GAIN Capital shareholders vote in favor of merger with INTL FCStone

Maria Nikolova

Holders of approximately 71.2% of GAIN’s shares supported the proposal to adopt the merger agreement, representing approximately 85.7% of votes cast.

Shareholders of Gain Capital Holdings Inc (NYSE:GCAP) have backed the proposed acquisition of the online trading major by INTL FCStone Inc. At a special meeting of stockholders held on June 5, 2020, holders of approximately 71.2% of GAIN’s shares issued and outstanding as of the close of business on the record date voted in favor of the proposal to adopt the merger agreement, representing approximately 85.7% of votes cast (excluding abstentions).

Also at the special meeting, GAIN’s stockholders approved, by a non-binding, advisory basis, certain compensation that will or may be paid by GAIN to its named executive officers that is based on or otherwise relates to the merger.
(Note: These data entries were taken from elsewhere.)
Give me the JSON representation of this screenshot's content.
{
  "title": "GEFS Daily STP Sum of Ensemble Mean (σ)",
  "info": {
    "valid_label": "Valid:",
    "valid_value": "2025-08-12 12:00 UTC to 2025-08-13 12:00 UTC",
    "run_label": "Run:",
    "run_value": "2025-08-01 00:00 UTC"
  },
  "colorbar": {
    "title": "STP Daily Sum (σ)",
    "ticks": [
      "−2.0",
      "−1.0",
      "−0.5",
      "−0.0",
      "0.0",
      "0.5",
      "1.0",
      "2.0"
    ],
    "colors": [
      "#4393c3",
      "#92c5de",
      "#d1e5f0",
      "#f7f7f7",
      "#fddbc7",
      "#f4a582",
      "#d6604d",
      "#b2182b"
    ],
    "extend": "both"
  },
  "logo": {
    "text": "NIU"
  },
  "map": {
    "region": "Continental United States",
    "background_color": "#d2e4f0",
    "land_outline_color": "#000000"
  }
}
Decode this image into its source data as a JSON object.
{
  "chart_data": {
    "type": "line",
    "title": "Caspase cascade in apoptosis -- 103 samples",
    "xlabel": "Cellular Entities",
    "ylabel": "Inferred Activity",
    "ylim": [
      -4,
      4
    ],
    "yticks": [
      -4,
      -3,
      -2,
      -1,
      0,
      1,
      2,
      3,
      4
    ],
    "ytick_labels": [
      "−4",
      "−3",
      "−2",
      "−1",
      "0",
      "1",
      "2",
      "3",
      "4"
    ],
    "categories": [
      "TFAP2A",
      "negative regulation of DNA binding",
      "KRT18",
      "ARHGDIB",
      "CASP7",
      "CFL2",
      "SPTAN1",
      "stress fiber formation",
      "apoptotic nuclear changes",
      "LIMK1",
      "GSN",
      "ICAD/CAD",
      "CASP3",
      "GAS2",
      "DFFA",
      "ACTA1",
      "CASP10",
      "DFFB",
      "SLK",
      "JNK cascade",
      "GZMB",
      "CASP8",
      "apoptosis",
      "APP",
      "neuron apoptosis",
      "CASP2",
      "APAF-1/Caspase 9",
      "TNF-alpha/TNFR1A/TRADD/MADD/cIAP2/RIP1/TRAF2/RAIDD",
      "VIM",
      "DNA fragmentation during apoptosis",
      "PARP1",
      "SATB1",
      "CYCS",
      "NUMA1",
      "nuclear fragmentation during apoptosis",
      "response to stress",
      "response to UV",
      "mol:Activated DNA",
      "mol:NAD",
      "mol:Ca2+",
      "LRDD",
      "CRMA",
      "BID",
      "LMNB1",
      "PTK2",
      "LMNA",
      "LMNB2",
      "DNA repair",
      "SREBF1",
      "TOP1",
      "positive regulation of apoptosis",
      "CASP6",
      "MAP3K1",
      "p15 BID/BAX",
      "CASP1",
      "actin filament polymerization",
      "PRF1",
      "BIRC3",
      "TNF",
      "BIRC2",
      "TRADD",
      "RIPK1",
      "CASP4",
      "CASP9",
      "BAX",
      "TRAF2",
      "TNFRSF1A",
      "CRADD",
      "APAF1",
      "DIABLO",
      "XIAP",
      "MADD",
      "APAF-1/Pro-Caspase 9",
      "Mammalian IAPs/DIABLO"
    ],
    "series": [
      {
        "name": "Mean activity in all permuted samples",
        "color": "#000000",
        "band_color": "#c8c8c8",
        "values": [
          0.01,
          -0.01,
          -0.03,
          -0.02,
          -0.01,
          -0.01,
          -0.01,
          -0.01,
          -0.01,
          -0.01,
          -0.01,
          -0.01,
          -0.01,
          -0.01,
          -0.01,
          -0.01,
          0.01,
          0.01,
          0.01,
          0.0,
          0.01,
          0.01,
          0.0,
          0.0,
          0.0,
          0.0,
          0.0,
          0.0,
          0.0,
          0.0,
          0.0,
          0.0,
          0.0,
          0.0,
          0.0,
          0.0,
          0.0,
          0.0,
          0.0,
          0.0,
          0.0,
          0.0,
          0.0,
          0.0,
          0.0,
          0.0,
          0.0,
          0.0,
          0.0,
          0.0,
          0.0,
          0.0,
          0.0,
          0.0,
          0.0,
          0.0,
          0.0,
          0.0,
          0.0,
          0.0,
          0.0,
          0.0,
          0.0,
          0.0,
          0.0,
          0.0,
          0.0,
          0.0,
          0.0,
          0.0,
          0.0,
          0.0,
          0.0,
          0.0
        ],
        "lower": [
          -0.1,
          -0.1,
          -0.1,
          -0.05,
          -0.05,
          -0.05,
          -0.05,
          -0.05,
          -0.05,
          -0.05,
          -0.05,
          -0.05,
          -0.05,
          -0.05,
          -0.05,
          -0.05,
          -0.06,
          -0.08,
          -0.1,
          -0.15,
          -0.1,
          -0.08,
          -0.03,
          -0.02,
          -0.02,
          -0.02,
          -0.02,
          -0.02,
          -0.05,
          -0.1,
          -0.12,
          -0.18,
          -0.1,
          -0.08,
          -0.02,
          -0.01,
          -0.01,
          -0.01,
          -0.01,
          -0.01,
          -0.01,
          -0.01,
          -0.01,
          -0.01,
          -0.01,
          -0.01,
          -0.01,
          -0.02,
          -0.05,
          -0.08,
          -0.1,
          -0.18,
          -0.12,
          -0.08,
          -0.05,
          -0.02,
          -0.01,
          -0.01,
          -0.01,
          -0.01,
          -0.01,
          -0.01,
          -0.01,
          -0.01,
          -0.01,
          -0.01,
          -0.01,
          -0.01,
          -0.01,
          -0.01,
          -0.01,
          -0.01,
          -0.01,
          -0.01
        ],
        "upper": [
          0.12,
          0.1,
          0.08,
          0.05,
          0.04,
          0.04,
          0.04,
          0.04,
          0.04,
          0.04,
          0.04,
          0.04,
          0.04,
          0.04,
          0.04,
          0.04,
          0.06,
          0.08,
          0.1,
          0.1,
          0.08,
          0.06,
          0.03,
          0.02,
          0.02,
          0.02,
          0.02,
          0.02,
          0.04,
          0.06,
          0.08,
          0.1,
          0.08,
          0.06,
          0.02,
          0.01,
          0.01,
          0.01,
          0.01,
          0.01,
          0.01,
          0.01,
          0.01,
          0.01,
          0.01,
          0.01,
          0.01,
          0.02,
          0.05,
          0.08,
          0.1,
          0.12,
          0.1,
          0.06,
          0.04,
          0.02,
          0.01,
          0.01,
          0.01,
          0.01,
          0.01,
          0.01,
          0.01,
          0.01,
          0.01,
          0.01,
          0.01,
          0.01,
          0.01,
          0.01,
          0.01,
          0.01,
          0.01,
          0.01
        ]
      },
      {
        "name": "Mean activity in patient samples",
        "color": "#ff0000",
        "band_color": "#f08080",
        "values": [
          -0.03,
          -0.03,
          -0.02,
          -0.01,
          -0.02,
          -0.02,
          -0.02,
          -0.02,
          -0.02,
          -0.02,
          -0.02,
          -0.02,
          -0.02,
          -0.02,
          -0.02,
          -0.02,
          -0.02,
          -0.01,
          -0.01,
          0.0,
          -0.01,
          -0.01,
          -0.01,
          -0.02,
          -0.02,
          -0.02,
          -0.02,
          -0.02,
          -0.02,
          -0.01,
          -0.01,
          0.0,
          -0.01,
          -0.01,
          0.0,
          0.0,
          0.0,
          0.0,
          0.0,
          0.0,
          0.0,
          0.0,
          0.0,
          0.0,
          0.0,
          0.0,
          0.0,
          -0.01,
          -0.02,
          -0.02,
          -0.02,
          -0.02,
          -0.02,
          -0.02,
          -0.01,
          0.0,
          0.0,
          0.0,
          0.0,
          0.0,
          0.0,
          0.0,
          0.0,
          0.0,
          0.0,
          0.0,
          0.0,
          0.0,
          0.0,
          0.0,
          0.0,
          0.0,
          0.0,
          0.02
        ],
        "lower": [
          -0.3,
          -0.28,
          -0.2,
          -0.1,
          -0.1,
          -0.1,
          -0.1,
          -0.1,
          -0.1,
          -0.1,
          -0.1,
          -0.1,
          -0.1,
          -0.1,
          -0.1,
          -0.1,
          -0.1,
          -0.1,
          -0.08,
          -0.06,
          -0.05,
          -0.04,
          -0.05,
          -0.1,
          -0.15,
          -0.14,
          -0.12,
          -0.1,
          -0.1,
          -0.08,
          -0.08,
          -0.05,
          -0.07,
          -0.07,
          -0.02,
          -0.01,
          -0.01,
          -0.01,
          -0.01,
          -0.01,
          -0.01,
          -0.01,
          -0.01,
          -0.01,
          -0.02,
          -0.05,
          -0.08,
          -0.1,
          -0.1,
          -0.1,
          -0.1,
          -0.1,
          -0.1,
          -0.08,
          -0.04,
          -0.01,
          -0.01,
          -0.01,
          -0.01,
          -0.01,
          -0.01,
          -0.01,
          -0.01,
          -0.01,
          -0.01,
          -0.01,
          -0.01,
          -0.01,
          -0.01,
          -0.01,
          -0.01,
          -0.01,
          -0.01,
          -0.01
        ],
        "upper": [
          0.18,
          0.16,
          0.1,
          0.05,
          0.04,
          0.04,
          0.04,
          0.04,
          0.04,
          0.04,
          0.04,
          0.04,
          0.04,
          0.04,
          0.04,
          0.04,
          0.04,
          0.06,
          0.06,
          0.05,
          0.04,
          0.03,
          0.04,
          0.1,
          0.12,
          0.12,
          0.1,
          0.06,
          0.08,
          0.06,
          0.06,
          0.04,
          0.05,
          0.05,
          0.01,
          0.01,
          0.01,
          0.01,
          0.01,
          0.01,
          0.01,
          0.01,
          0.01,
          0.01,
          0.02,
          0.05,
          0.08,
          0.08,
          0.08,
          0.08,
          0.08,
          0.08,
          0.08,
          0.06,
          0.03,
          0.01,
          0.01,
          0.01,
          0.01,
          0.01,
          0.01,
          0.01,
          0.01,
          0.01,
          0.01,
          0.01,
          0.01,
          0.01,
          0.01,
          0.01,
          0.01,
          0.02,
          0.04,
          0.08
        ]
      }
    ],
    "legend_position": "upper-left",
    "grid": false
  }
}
GAIN anticipates that the merger will be completed during the third quarter of 2020, subject to the satisfaction or waiver of the remaining customary conditions to closing, including among other things, receipt of other required regulatory approvals.

On February 26, 2020, GAIN entered into a definitive merger agreement with INTL FCStone and its wholly owned subsidiary, Golf Merger Sub I Inc.. Pursuant to the terms of the merger agreement, Merger Suv will be merged with and into GAIN, with GAIN surviving the merger as a wholly owned subsidiary of INTL FCStone.

If the merger is completed, GAIN stockholders will have the right to receive $6.00 in cash, without interest and less any applicable withholding taxes, for each share of common stock, par value $0.00001 per share, of GAIN that they own immediately prior to the effective time of the merger unless they have properly demanded appraisal rights for such shares in accordance with Delaware law.

The purchase price represents a premium of approximately 70% over GAIN’s closing share price on February 26, 2020, the last trading day prior to the announcement that GAIN had entered into the merger agreement and a premium of approximately 60% to GAIN’s 30-trading-day volume-weighted average stock price on the same date.